With clicker training there's a big learning curve for both the bird and the human, so yes, it can be difficult at first. You might want to join the bird-training group at http://groups.yahoo.com/neo/groups/Bird-Click/info for supplemental information and a place where you can ask for individual help. Their philosophy is similar to what Barbara Heidenreich and other good trainers teach. The one bird-training outfit that I don't recommend is Birdtricks.com lol. Their main focus is on sales and their training techniques tend to be kind of sloppy.

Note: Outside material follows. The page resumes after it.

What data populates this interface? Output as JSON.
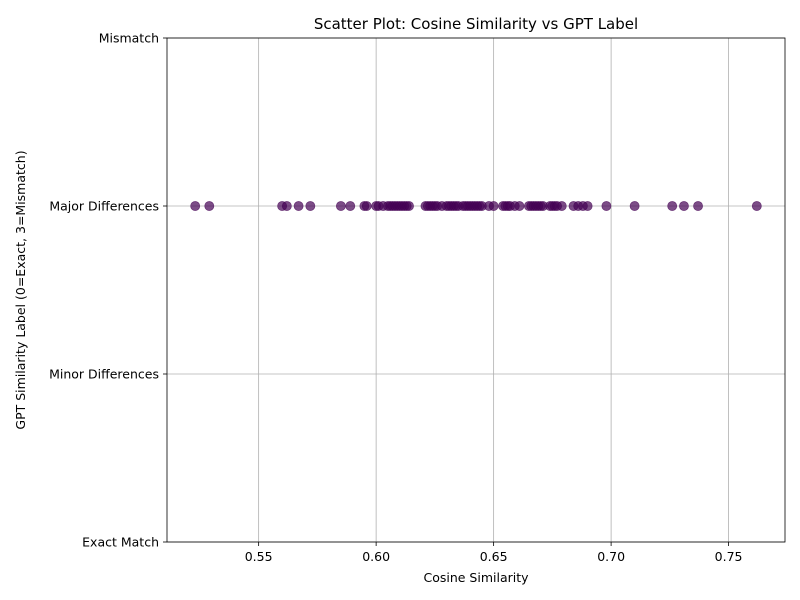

Targeting training is usually done with a stick rather than the hands, and you want to use a stick that's too small to be used as a perch - lots of people use a chopstick or a coffee stir. Using a tool that the bird can't use for any other purpose helps prevent confusion about what you want him to do. The biggest rule of clicker training is "avoid the bite". If the bird is biting you you're reinforcing a bad habit instead of the good behavior that you want to encourage, and it's also a sign that you're pushing him too hard. I have general info on clicker training and specific info on targeting at http://www.littlefeatheredbuddies.com/info/taming-clicker.html


----------



## allons_ykaylee (Nov 12, 2013)

tielfan said:


> With clicker training there's a big learning curve for both the bird and the human, so yes, it can be difficult at first. You might want to join the bird-training group at http://groups.yahoo.com/neo/groups/Bird-Click/info for supplemental information and a place where you can ask for individual help. Their philosophy is similar to what Barbara Heidenreich and other good trainers teach. The one bird-training outfit that I don't recommend is Birdtricks.com lol. Their main focus is on sales and their training techniques tend to be kind of sloppy.
> 
> Targeting training is usually done with a stick rather than the hands, and you want to use a stick that's too small to be used as a perch - lots of people use a chopstick or a coffee stir. Using a tool that the bird can't use for any other purpose helps prevent confusion about what you want him to do. The biggest rule of clicker training is "avoid the bite". If the bird is biting you you're reinforcing a bad habit instead of the good behavior that you want to encourage, and it's also a sign that you're pushing him too hard. I have general info on clicker training and specific info on targeting at http://www.littlefeatheredbuddies.com/info/taming-clicker.html


Thank you so much! I almost fell into the BirdTricks game but I never actually bought anything haha. I'll definitely check out those sites though!


----------